ECB: 2023 Macroprudential Stress Test of the Euro Area Banking System
? The ECB’ 2023 macroprudential stress test of the euro area banking system assesses the resilience of around 100 large euro area banks across 19 countries. This exercise differs from the typical EU-wide stress tests by incorporating banks' endogenous reactions to macroeconomic changes and various amplification mechanisms impacting both solvency and funding costs and the reciprocal effects between the banking sector and the broader economy.
? The stress test uses two scenarios: a baseline scenario that anticipates an economic recovery and an adverse scenario that projects a prolonged recession exacerbated by increased geopolitical tensions, leading to stagflation and rising interest rates.
? Key findings include: a) under the baseline scenario, the system-level Common Equity Tier 1 (CET1) ratio remains stable, indicating robust bank resilience; b) in the adverse scenario, the CET1 ratio falls by approximately 2.5 percentage points by the end of 2025, driven by heightened credit risk and decreased net interest income, although deleveraging and risk mitigation efforts by banks partially offset these declines.
? The stress test also highlights the significant role of banks' strategic balance sheet adjustments.
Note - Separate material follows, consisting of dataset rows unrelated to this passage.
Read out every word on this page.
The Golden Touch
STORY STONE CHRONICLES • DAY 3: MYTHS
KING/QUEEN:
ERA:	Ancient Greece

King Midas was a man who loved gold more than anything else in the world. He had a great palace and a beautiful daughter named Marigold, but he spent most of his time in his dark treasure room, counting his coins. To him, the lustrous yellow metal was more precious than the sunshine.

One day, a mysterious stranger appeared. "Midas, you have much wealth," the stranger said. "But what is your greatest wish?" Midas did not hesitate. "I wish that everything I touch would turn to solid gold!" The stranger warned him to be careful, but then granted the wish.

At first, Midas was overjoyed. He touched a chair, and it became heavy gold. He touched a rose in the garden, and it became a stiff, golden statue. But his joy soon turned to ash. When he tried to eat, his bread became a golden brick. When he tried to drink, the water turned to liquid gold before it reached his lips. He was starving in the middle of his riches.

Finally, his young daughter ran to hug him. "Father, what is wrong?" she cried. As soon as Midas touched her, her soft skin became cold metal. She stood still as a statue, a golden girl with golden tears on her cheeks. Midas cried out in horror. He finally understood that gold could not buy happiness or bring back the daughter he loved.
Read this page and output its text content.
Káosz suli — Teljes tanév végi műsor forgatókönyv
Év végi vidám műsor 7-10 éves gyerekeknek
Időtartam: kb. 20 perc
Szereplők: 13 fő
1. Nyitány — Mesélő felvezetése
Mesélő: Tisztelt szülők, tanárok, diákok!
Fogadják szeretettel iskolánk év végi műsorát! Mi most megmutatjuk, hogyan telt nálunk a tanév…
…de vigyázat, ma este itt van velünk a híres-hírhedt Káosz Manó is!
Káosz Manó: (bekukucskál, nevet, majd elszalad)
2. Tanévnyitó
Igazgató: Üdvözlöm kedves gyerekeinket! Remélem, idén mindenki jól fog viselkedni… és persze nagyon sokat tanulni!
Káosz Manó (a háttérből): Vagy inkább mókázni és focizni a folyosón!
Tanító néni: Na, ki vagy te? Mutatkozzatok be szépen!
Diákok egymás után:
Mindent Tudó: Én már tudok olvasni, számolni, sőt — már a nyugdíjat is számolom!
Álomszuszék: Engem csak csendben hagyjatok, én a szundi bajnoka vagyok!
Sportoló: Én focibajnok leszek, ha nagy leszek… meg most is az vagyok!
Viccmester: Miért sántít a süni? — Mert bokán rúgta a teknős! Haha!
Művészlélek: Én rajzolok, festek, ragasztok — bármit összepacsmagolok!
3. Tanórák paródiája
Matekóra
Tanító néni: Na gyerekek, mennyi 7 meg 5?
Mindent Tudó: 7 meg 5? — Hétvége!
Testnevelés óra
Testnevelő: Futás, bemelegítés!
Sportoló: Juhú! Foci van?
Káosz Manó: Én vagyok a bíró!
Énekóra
In response to the economic downturn modeled in the adverse scenario, banks reduce their exposure to riskier assets and adjust their lending practices, which, while stabilizing their financial position, also potentially dampen economic growth due to reduced credit availability.
? In summary, the results highlight the resilience of the euro area banking system and the important role banks’ adjustments play in the propagation of shocks to the financial sector and real economy.